How do you organize your books?

Prose and poetry dwell in separate areas, alphabetized by author. Certain writers defect from category. Boris Pasternak’s prose memoir “Safe Conduct” lives next to his book-length poem “My Sister — Life” in the poetry section. Books in French have their own cul-de-sac. I keep together the books of certain publishers: all of my Green Integer books, for example, are on one shelf. On another set of shelves — the salon des refusés — are the books that depress me too much, or are too miscellaneous and dreary, to be included in the regular area. But I can’t discard these wastrels.

What book might people be surprised to find on your shelves?

Thich Nhat Hanh, “Happiness.” Are you shocked? I was going to mention “For Every Young Heart: Connie Francis Talks to Teenagers,” but that didn’t seem surprising enough.

What’s the best book you’ve ever received as a gift?

My parents gave me a Gallimard “Collection Folio” paperback of André Gide’s “L’immoraliste” for Christmas when I was a teen. I didn’t read it until much later. Some messages take time to detonate.

How have your reading tastes changed over time?

When I was younger, I craved novels: “Jane Eyre” and “Sons and Lovers” schooled me in ambivalence, flame, escape. Now, I read more poetry and nonfiction. I seek out books that are odd, unpopular and reticent. But a fluent novel — especially a monologue, in the maniacal mode of Thomas Bernhard — can still sock it to me.

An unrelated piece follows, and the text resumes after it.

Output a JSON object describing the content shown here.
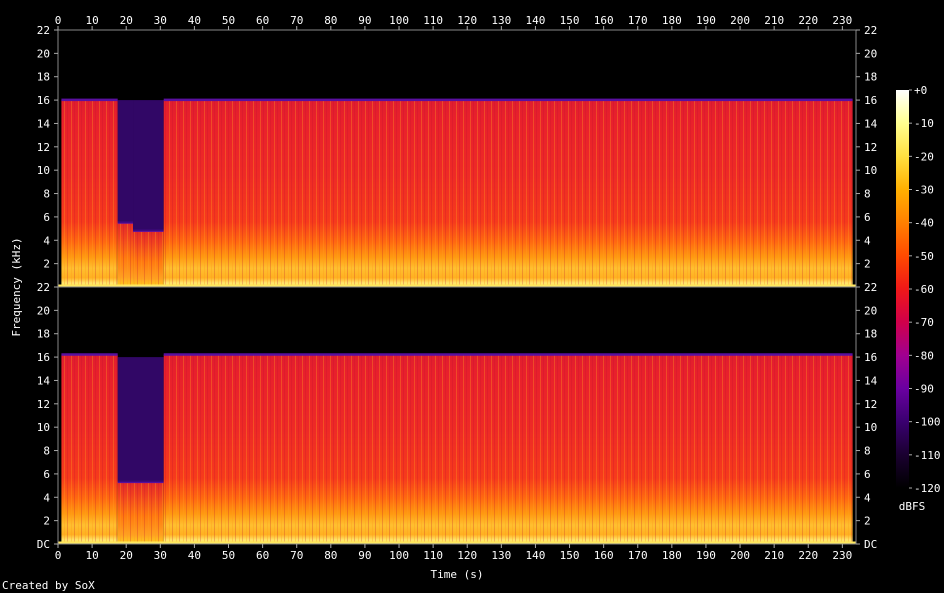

You’re organizing a literary dinner party. Which three writers, dead or alive, do you invite?

Jean Rhys, Emily Dickinson, Max Jacob.

Disappointing, overrated, just not good. What book did you feel as if you were supposed to like, and didn’t?

Edmund Spenser’s “The Faerie Queene” is entrancing, but I was disappointed to discover that it was not about fairies and queens.